We’re selling a lot more white wine than I anticipated, which I love to see because when I’m left to my own devices, I’m usually drinking white wine. We source from a very small amount of Californian producers, but there’s been a really warm reception to those wines. But because everything we [carry are from wineries with] small production, we don’t have specific bottles to mention since we change them out so often. I’ve added a “server’s whim” option to the glass list. Everyone that works here really knows their stuff and we taste a lot of wines.
It’s Saturday night at 6 p.m. at Baby Bistro. Can you set the scene?
Right at 6 p.m. is when you feel this momentum change. We’re almost fully seated and everybody is getting over being polite like they are in the beginning. It’s always eerily quiet right at 5:30 even as people are piling in, since they haven’t yet gotten comfortable enough to talk loudly. So, by 6 p.m., you’ve got some drinks in hand. It’s usually right when [the room] gets this energy — everyone orders the bread course right from the jump, and then, it’s kind of an assembly line at the pass at the kitchen. By 6 p.m., you’re usually getting into the other dishes and you can feel the intensity of the restaurant picking up steam and servers flying around. The amount of conversation really picks up and then carries through the night.
What’s the music like?
We play this huge playlist that I’m sure everyone on staff is incredibly sick of, but each night, it’s on shuffle. There’s “Es Facil Amar” by Albert Hammond, and then I love this really good “Haditouni” track by Douaa that has sweeping Arabic vocals over poppy jazz-funk. I had Miles and the staff send me playlists, and my dear friend Vince Campillo (aka Mr. Palomar) has shown me pretty much all the world music we play and makes some playlists for us as well.

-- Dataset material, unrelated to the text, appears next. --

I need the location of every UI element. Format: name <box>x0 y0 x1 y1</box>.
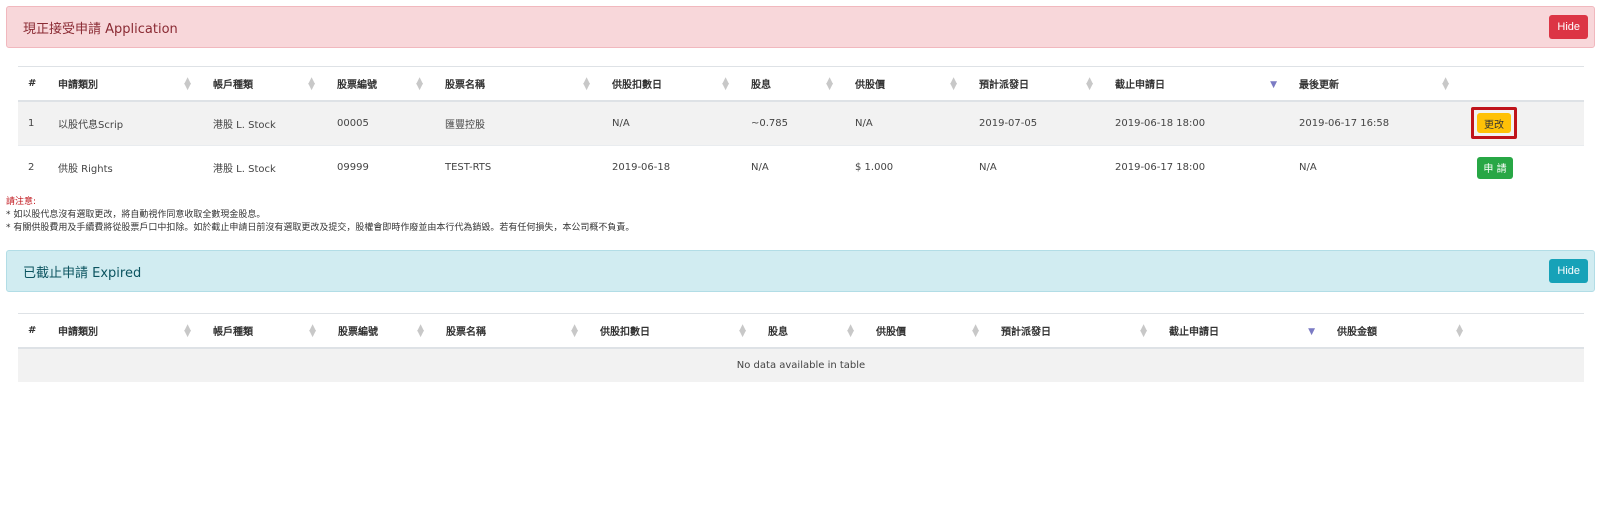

What do you love about working at Baby Bistro?
I’ve always loved team places. I really enjoy working with this group of people. I trust and respect them. There’s a lot of monotony in these jobs where you’re cooking and talking about the same stuff, and you’re supposed to cook the dishes and serve them with as much joy, respect, and intuition for what people want to the best of your ability every day, table after table, moment after moment. My favorite part of working at Baby Bistro is watching people lean on each other to get it done.
What else about the Baby Bistro experience should people know about?
Come with the expectation of enjoying dinner. When places get really hyped up, it changes expectations. It’s great that so many people are talking about the restaurant, but the restaurant is just what it is and I hope that people come to experience it and engage with us. Sometimes the menu or certain courses or wines might not sing to them, but I hope that people see the principle and the level of attention, intention, and care behind all of these things. That’s all any of us can really control here. Everything is being done to the absolute best of our ability every day, so I want people to hopefully feel that in each moment of their time here.
This interview has been lightly edited and condensed for clarity.